In public he renounced anything speculative, even though speculation was of course an important element of the Institute's work, Kaltenburg would not permit himself any “philosophizing,” as he called it. He confined himself strictly to the animal kingdom, and his Dresden audience was grateful for it, they found it refreshing that someone was talking purely about observations, solid information, irrefutable facts which no reasonable person could doubt. So in time a regular audience was built up, you recognized more and more faces, people nodded to one another, almost by silent agreement: this evening too will be reserved for the animals and the reality before our eyes.

You sensed how close the relationship between Professor Kaltenburg and his audience actually was in the following question-and-answer session. His answers were never simply polite, let alone brusque. At the end of the year parents always wanted to know what domestic animals were suitable as pets for their children, “No guinea pigs, please,” he always replied, most listeners already knew his reasons, but each time Kaltenburg patiently ran through them again.

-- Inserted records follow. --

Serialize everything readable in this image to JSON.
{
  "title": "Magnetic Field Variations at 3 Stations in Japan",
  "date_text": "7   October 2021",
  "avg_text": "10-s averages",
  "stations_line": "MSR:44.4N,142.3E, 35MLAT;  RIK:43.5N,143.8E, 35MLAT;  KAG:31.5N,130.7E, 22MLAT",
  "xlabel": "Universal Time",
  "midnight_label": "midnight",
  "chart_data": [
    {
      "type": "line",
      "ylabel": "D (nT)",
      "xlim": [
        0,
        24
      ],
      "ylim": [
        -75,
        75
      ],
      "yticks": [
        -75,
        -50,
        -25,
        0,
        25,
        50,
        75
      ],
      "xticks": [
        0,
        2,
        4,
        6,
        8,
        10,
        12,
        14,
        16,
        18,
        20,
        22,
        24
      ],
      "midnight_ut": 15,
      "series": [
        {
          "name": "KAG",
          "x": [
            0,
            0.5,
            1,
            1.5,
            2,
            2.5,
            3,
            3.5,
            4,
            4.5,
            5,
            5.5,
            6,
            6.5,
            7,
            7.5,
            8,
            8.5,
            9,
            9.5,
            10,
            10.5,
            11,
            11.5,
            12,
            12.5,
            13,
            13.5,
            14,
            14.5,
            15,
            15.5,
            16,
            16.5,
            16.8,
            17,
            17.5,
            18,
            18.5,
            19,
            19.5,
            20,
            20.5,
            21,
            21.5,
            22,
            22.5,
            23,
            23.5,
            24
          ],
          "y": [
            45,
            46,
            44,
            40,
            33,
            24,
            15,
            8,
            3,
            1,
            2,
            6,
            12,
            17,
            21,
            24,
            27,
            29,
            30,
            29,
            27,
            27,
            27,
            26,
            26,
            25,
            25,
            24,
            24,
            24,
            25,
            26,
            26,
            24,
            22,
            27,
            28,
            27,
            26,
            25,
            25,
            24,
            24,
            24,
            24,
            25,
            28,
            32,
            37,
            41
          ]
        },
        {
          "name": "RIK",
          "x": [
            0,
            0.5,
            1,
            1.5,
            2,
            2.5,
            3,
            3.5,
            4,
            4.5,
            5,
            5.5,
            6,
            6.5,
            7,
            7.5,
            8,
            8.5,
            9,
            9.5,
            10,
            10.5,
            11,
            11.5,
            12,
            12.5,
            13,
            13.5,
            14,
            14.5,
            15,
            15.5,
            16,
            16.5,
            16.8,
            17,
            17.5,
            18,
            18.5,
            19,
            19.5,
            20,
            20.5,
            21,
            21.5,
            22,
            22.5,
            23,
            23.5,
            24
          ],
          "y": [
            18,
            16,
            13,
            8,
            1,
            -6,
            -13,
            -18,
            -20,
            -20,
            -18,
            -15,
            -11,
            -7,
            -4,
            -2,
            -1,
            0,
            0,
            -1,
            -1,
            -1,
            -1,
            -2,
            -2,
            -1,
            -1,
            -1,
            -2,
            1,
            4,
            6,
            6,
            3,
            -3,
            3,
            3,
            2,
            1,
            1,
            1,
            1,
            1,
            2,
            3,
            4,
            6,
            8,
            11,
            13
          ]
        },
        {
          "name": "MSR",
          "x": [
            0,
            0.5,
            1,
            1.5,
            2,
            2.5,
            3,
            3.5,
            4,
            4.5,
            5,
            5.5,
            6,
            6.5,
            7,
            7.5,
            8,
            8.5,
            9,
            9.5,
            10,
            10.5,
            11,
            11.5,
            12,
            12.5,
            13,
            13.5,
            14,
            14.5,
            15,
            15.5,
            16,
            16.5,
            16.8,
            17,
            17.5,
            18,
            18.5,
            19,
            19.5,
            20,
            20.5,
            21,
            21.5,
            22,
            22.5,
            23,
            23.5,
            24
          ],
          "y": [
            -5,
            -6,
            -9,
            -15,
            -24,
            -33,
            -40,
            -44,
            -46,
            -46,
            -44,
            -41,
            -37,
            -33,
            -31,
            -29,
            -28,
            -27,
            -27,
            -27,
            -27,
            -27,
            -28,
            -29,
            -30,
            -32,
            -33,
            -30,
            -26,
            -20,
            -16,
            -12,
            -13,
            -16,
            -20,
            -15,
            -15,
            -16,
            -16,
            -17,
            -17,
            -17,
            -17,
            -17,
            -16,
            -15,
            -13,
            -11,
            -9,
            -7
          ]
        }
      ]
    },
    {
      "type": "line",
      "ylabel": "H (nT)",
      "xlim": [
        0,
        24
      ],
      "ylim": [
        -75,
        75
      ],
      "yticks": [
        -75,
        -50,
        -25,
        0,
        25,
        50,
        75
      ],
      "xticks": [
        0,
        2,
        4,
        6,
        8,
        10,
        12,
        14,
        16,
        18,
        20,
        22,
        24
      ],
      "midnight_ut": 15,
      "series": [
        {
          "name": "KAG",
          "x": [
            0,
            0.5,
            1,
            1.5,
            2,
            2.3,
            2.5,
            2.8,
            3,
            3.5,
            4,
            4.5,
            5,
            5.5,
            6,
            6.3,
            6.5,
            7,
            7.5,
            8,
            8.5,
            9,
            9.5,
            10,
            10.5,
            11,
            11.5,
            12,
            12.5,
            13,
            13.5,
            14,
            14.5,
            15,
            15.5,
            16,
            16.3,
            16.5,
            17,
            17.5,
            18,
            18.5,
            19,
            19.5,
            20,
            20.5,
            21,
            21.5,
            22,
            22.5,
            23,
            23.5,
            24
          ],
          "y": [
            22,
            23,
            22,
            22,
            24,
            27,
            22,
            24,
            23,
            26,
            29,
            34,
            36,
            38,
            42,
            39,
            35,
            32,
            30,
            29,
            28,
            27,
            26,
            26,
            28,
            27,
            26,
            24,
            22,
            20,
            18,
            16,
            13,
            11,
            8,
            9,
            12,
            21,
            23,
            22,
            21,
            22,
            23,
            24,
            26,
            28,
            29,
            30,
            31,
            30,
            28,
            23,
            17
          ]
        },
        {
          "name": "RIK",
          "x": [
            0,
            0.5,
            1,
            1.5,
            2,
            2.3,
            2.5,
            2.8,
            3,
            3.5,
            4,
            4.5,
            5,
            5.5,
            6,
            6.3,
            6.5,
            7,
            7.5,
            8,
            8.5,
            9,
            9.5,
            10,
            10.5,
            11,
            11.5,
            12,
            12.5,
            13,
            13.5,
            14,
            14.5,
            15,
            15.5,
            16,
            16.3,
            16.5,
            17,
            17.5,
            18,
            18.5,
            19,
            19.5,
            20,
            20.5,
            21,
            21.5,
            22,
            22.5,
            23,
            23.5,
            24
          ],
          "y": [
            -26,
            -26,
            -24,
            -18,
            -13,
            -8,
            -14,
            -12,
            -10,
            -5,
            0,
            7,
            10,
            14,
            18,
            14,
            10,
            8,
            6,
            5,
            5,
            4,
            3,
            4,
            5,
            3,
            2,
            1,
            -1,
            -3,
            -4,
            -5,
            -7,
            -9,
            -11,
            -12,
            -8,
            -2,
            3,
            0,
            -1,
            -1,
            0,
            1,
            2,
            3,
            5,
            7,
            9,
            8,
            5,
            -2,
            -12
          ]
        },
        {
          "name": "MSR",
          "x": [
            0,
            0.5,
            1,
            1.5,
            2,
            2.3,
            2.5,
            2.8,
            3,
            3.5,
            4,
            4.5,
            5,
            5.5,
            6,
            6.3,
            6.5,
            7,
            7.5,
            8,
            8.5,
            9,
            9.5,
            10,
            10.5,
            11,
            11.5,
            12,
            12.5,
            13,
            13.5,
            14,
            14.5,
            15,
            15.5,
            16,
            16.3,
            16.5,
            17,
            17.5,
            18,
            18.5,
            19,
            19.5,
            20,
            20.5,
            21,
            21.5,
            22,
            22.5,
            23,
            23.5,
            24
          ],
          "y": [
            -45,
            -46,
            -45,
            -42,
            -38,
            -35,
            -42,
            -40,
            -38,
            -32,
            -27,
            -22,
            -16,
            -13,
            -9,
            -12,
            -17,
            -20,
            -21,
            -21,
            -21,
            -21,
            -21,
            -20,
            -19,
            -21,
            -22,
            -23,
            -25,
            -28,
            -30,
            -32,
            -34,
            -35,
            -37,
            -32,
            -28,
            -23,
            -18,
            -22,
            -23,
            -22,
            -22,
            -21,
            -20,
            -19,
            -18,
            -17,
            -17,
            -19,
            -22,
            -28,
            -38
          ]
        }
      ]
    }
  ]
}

“And that brings us to the area of unproven facts, not to say assertions that have turned out to be untenable.” You might think this would be enough to make the hall hold its breath, but no, the professor then rolled his eyes, almost sank to his knees at the lectern, people were laughing, Kaltenburg caught himself up again, playing the penitent, and said, “The chaffinch.”

If you were attending a Ludwig Kaltenburg lecture for the first time, you might then learn from the person sitting next to you that both the chaffinch question and the introductory joke were a standing feature of the evening. The professor had once strongly advised against acquiring a chaffinch, which would only remain a pleasant companion, earnestly singing its heart out, as long as its owner sat motionless in front of it. Otherwise, made extremely nervous by sudden movements, the bird would go on beating against the bars of its cage until its skull cracked.

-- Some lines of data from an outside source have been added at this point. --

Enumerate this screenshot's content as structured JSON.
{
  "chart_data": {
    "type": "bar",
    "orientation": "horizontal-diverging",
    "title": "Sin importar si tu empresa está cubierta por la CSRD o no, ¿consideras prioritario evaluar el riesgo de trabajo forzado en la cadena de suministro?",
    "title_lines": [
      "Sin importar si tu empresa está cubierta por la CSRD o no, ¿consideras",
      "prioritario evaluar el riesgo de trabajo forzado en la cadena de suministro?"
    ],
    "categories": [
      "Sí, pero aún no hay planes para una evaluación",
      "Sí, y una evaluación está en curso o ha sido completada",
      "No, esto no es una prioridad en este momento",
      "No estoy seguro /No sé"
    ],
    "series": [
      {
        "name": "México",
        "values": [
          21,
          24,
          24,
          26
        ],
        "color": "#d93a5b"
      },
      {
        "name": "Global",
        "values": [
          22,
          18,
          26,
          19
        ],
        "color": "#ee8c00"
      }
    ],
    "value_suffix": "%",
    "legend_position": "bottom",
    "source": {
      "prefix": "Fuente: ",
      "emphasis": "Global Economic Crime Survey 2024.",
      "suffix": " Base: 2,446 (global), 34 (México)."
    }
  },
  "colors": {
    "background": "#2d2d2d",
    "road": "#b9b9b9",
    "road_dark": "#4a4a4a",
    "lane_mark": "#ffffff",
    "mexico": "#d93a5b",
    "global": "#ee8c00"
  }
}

The audience's rejection of this had been vociferous, one chaffinch owner after another spoke up, Kaltenburg must have observed a badly damaged specimen, or he himself had been going through an extremely neurotic patch. He was obliged to admit defeat, Professor Ludwig Kaltenburg had got it wrong, he didn't mind admitting as much. “I prefer talking about things we know for certain,” was what he had always said, so where chaffinches were concerned, he was happy to leave the field to long-term observers.